# Thread: Differentiate with respect to x

1. ## Differentiate with respect to x

Y = $\displaystyle \displaystyle \sqrt{(x^3+5)}$

2. Use the chain rule: $\displaystyle \dfrac{d}{dx} f[g(x)] = f'[g(x)] \cdot g'(x)$

In your case you have $\displaystyle f(x) = \sqrt{g(x)}$ and $\displaystyle g(x) = x^3+5$

3. $\displaystyle \dfrac{d}{dx}\left(\sqrt{u(x)}\right)=\dfrac{1}{2\ sqrt{u(x)}}\cdot u'(x)$

Fernando Revilla

Edited: Sorry, I didn't see e^(i*pi)'s post.

4. You can also write this as $\displaystyle (x^3+5)^{1/2}$ to use the "power law" and the chain rule.

5. Is this the final answer?

$\displaystyle =\dfrac{3 x^2}{2\sqrt{(x^3 + 5)}}$

6. How do I expand on this?

7. Yes that's fine, I wouldn't bother expanding that though.

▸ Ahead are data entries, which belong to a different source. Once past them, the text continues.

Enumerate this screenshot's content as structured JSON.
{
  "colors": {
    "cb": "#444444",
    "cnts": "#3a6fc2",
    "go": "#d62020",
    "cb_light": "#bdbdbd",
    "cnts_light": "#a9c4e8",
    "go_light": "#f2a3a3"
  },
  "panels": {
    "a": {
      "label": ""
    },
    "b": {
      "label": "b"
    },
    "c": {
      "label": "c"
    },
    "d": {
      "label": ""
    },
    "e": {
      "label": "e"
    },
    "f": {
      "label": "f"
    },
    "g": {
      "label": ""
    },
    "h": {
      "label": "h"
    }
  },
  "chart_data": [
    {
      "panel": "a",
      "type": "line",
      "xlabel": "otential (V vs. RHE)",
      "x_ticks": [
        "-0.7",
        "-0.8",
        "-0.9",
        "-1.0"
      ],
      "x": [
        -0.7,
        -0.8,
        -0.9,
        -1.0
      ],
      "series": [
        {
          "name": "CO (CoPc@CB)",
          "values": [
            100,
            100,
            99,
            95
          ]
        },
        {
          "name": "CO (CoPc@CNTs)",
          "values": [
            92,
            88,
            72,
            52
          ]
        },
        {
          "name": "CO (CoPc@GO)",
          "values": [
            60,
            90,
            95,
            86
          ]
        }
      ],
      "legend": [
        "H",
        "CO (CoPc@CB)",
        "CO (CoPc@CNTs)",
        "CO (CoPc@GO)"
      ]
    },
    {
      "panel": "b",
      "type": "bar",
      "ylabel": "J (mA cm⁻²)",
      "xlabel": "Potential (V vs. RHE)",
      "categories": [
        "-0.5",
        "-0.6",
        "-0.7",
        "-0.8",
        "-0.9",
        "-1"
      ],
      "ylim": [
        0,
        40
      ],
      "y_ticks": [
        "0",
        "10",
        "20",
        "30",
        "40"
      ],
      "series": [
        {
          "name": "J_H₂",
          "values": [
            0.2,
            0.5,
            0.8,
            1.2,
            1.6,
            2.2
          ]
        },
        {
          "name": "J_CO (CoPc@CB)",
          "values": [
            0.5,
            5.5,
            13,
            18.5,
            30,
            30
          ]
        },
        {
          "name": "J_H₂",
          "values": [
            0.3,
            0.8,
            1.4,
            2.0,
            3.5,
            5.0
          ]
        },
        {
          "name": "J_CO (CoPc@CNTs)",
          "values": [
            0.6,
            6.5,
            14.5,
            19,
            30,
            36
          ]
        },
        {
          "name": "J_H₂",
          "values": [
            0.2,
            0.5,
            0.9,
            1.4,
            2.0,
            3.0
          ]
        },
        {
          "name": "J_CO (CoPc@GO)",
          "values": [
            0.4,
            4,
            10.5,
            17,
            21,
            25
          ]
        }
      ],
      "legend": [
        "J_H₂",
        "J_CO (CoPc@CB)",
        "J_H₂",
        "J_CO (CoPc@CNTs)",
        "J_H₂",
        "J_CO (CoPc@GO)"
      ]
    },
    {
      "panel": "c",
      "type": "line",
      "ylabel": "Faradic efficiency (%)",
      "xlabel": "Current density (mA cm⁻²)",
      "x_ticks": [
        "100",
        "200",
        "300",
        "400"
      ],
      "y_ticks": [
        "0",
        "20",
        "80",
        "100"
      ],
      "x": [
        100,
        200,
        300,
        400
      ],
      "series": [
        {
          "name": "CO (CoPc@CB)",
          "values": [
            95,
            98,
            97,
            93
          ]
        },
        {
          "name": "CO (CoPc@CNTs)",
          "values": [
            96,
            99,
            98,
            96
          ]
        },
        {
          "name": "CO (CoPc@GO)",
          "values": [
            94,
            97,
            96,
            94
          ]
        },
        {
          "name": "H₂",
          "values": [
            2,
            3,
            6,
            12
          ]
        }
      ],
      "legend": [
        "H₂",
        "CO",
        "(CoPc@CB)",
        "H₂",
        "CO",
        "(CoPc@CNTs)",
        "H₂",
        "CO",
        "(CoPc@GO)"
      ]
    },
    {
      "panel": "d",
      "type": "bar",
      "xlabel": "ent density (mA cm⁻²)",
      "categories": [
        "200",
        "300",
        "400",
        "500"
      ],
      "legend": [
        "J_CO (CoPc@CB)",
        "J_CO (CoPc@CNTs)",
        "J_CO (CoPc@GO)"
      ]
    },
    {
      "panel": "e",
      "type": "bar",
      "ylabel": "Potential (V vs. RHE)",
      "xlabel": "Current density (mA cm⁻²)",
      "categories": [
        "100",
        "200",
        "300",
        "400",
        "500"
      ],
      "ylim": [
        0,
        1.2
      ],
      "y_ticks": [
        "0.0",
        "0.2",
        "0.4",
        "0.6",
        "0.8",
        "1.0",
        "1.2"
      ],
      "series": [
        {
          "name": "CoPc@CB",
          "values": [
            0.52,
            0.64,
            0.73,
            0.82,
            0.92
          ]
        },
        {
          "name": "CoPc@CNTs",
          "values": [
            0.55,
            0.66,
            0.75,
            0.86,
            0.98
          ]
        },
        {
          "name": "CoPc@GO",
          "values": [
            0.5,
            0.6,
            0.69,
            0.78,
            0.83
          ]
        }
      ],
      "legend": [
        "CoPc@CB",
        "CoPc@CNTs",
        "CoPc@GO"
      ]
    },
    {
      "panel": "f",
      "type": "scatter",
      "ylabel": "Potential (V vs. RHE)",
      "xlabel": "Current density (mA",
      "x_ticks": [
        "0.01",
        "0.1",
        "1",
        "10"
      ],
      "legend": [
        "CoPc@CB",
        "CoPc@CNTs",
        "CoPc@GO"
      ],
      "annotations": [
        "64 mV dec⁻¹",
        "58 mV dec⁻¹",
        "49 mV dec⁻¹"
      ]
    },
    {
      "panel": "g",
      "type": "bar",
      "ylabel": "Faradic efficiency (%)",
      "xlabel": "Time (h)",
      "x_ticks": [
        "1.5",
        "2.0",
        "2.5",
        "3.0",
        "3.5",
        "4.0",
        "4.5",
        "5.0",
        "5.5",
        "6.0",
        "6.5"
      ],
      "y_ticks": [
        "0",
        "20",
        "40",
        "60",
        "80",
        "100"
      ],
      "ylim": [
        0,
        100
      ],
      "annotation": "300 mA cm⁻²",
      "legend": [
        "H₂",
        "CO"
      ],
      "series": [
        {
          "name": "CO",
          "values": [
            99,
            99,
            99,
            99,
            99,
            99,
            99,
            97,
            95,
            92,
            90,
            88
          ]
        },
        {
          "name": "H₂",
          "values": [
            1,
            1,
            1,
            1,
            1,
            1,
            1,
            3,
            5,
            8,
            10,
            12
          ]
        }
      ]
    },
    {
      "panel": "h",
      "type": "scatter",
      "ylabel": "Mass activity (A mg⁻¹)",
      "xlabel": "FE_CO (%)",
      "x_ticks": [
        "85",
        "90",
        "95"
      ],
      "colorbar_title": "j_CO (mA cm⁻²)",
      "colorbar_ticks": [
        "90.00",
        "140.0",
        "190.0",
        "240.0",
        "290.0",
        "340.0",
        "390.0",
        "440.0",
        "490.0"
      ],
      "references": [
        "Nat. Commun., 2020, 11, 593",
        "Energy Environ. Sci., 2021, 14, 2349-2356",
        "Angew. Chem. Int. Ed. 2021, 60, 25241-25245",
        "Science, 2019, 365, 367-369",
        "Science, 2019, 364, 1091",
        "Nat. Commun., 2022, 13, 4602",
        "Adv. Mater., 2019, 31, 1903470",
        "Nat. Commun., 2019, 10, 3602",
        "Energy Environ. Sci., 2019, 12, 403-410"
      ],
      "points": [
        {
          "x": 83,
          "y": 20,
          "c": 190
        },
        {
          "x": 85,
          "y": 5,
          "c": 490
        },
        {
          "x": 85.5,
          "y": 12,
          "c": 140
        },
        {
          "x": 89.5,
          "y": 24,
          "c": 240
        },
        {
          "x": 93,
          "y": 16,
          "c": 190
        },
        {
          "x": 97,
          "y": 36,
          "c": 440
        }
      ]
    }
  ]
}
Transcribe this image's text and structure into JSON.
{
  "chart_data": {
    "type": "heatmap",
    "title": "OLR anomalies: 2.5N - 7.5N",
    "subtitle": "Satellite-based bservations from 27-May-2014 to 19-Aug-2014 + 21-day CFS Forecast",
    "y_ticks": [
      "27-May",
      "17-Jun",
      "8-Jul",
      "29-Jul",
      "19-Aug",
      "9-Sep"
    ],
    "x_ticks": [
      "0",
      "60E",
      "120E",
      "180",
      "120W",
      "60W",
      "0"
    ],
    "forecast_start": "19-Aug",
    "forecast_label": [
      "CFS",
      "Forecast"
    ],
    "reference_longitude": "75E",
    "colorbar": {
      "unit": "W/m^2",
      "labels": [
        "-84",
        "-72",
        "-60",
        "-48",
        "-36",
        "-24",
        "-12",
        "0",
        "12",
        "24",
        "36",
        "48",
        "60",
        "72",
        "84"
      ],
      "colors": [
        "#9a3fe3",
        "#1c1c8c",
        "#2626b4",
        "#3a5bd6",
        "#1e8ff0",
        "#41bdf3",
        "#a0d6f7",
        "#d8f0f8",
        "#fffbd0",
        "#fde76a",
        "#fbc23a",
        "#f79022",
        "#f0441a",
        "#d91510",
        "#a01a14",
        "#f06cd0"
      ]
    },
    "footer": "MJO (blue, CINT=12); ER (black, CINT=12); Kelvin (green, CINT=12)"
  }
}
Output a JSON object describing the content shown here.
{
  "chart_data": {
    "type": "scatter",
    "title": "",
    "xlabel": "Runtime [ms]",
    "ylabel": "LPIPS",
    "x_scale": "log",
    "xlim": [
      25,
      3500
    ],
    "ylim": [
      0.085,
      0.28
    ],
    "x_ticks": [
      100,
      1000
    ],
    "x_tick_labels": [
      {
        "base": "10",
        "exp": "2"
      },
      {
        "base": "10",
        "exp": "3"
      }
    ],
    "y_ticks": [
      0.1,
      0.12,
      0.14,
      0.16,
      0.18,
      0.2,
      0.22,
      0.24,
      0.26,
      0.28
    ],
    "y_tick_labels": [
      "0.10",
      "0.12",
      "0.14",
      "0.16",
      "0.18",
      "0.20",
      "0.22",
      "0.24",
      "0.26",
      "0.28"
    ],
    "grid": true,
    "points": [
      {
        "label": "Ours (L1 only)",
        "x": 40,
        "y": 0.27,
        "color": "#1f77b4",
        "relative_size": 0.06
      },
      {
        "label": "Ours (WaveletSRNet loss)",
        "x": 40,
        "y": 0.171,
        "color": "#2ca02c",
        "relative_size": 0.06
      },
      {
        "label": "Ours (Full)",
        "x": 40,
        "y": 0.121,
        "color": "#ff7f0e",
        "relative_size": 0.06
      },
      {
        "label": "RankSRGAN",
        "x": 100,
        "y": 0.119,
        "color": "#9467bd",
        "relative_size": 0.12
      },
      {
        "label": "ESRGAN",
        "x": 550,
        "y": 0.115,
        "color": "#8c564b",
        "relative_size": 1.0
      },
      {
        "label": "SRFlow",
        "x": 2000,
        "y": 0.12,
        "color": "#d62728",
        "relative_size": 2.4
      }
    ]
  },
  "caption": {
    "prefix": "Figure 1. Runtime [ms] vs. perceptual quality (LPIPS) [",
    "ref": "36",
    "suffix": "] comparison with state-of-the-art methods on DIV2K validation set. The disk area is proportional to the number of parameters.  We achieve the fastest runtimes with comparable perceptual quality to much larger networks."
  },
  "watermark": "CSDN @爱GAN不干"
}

8. Originally Posted by HNCMATHS

$\displaystyle =\dfrac{3 x^2}{2\sqrt{(x^3 + 5)}}$
Let's see!

$\displaystyle \displaystyle\ u=x^3+5\Rightarrow\frac{du}{dx}=3x^2$

From the Chain Rule

$\displaystyle \displaystyle\frac{dy}{dx}=\frac{dy}{du}\;\frac{du }{dx}=\frac{d}{du}u^{\frac{1}{2}}\;3x^2=\frac{1}{2 }u^{-\frac{1}{2}}\;3x^2=\frac{1}{2u^{\frac{1}{2}}}3x^2= \frac{3x^2}{2\sqrt{x^3+5}}$

So you see, those fast methods can be quite useful as an alternative to messing with fractional indices!

9. Originally Posted by HallsofIvy
You can also write this as $\displaystyle (x^3+5)^{1/2}$ to use the "power law" and the chain rule.
HI Halls of Ivy it is this method I would like you to expand on please, Thanks

10. Originally Posted by HNCMATHS
HI Halls of Ivy it is this method I would like you to expand on please, Thanks
Have you been taught the chain rule? Your class notes and textbook will have many examples for you to follow and relate to the question you posted.